CONFIDENCE IS RETURNING. The big news last week was the announcement from the Centers for Disease Control (CDC) that fully vaccinated Americans can resume normal activities without wearing masks or social distancing, except where required by law. Suffice it to say, people are ready to return to normal.
Results from the latest Axios-Ipsos Coronavirus survey, conducted in early May, found Americans were feeling more optimistic. Among those surveyed:
• 59 percent had visited friends or relatives during the previous week.
• 54 percent had gone out to eat during the previous week.
• 31 percent had made plans for the summer.

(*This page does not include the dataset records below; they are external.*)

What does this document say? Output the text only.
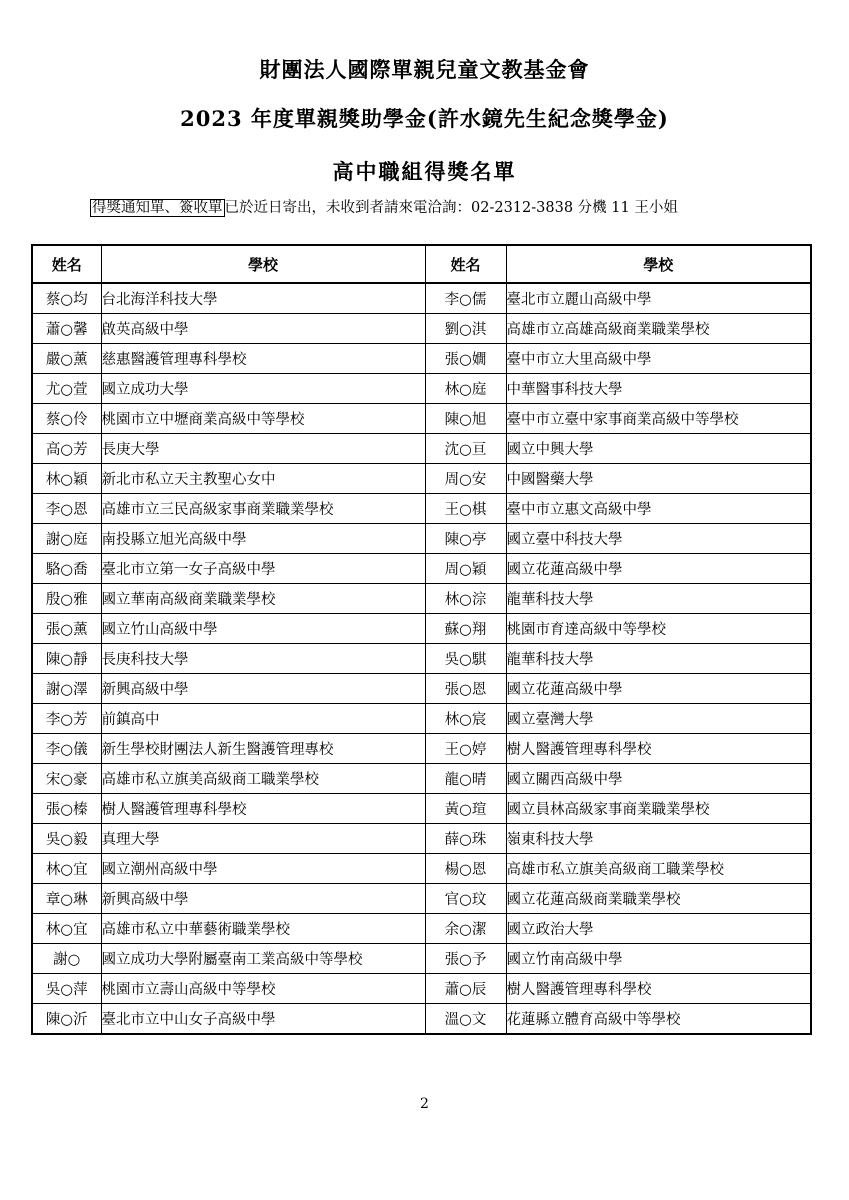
財團法人國際單親兒童文教基金會
2023 年度單親獎助學金(許水鏡先生紀念獎學金)
高中職組得獎名單
得獎通知單、簽收單 已於近日寄出，未收到者請來電洽詢：02-2312-3838 分機 11 王小姐
姓名	學校	姓名	學校
蔡○均	台北海洋科技大學	李○儒	臺北市立麗山高級中學
蕭○馨	啟英高級中學	劉○淇	高雄市立高雄高級商業職業學校
嚴○薰	慈惠醫護管理專科學校	張○嫺	臺中市立大里高級中學
尤○萱	國立成功大學	林○庭	中華醫事科技大學
蔡○伶	桃園市立中壢商業高級中等學校	陳○旭	臺中市立臺中家事商業高級中等學校
高○芳	長庚大學	沈○亘	國立中興大學
林○穎	新北市私立天主教聖心女中	周○安	中國醫藥大學
李○恩	高雄市立三民高級家事商業職業學校	王○棋	臺中市立惠文高級中學
謝○庭	南投縣立旭光高級中學	陳○亭	國立臺中科技大學
駱○喬	臺北市立第一女子高級中學	周○穎	國立花蓮高級中學
殷○雅	國立華南高級商業職業學校	林○淙	龍華科技大學
張○薰	國立竹山高級中學	蘇○翔	桃園市育達高級中等學校
陳○靜	長庚科技大學	吳○騏	龍華科技大學
謝○澤	新興高級中學	張○恩	國立花蓮高級中學
李○芳	前鎮高中	林○宸	國立臺灣大學
李○儀	新生學校財團法人新生醫護管理專校	王○婷	樹人醫護管理專科學校
宋○豪	高雄市私立旗美高級商工職業學校	龍○晴	國立關西高級中學
張○榛	樹人醫護管理專科學校	黃○瑄	國立員林高級家事商業職業學校
吳○毅	真理大學	薛○珠	嶺東科技大學
林○宜	國立潮州高級中學	楊○恩	高雄市私立旗美高級商工職業學校
章○琳	新興高級中學	官○玟	國立花蓮高級商業職業學校
林○宜	高雄市私立中華藝術職業學校	余○潔	國立政治大學
謝○	國立成功大學附屬臺南工業高級中等學校	張○予	國立竹南高級中學
吳○萍	桃園市立壽山高級中等學校	蕭○辰	樹人醫護管理專科學校
陳○沂	臺北市立中山女子高級中學	溫○文	花蓮縣立體育高級中等學校
2
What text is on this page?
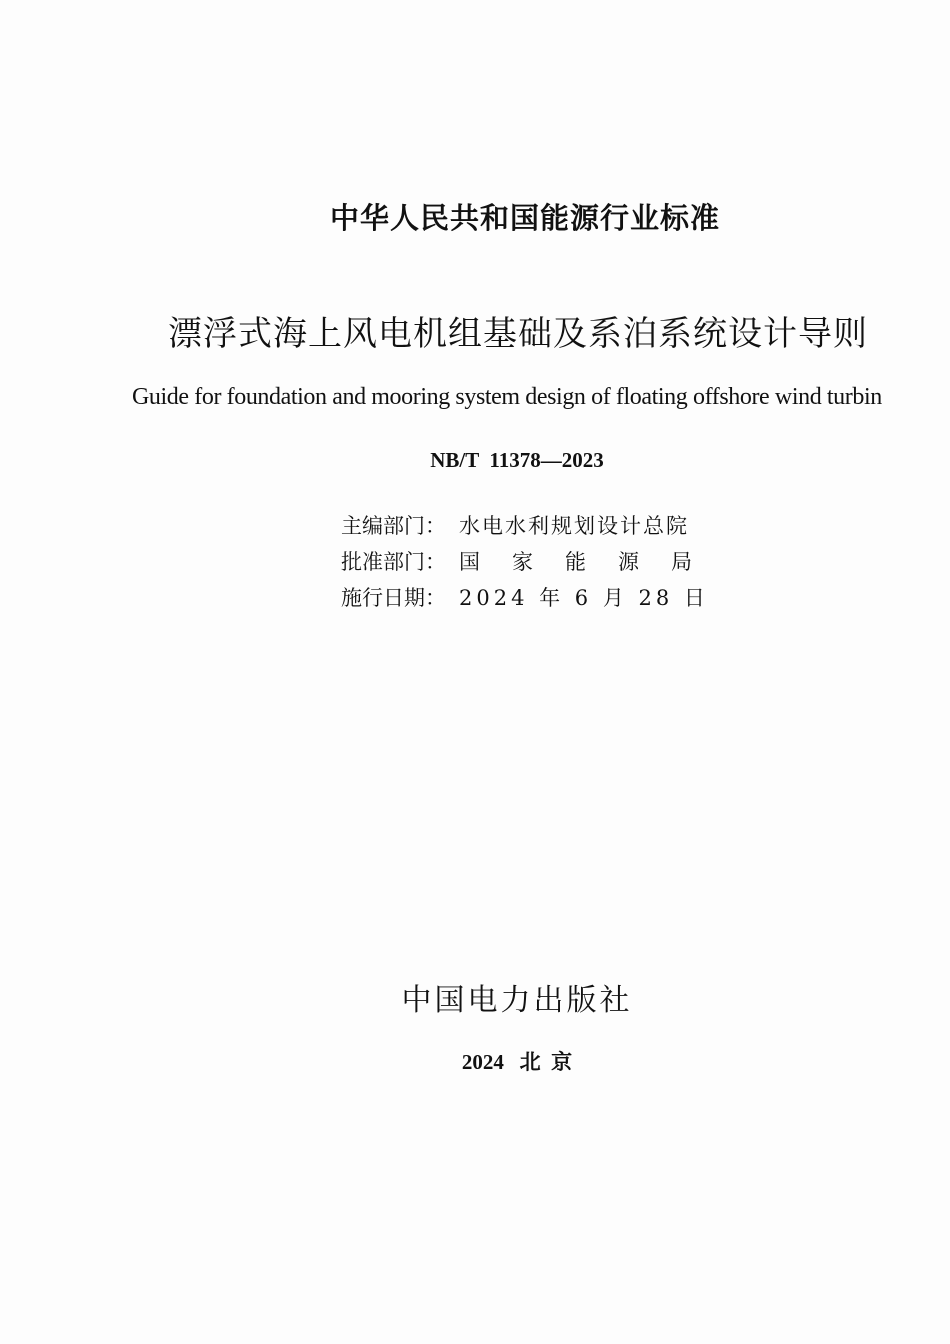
中华人民共和国能源行业标准
漂浮式海上风电机组基础及系泊系统设计导则
Guide for foundation and mooring system design of floating offshore wind turbin
NB/T  11378—2023
主编部门： 水电水利规划设计总院
批准部门： 国家能源局
施行日期： 2024 年 6 月 28 日
中国电力出版社
2024   北  京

• 18 percent had a stronger sense of emotional well-being, a six-point jump from the prior survey.
• 60 percent indicated trips to salons, barber shops, and spas were low- or no-risk activities, up six points from the last survey.
If your exuberance about resuming “normal” life has been tempered by a reluctance to change the routines you’ve adopted during the pandemic, you’re not alone. Medical experts at Northwestern University explained:
“The emotional impact of this past year may linger with us for longer than we might expect. The key is not to feel forced to snap back into a routine overnight. Give yourself time and understand that your emotional journey back to freely socializing in vaccinated cohorts may look very different from those around you.”
As some people say, “You do you.”
Weekly Focus – Think About It
“We must have ideals and try to live up to them, even if we never quite succeed. Life would be a sorry business without them. With them it’s grand and great.”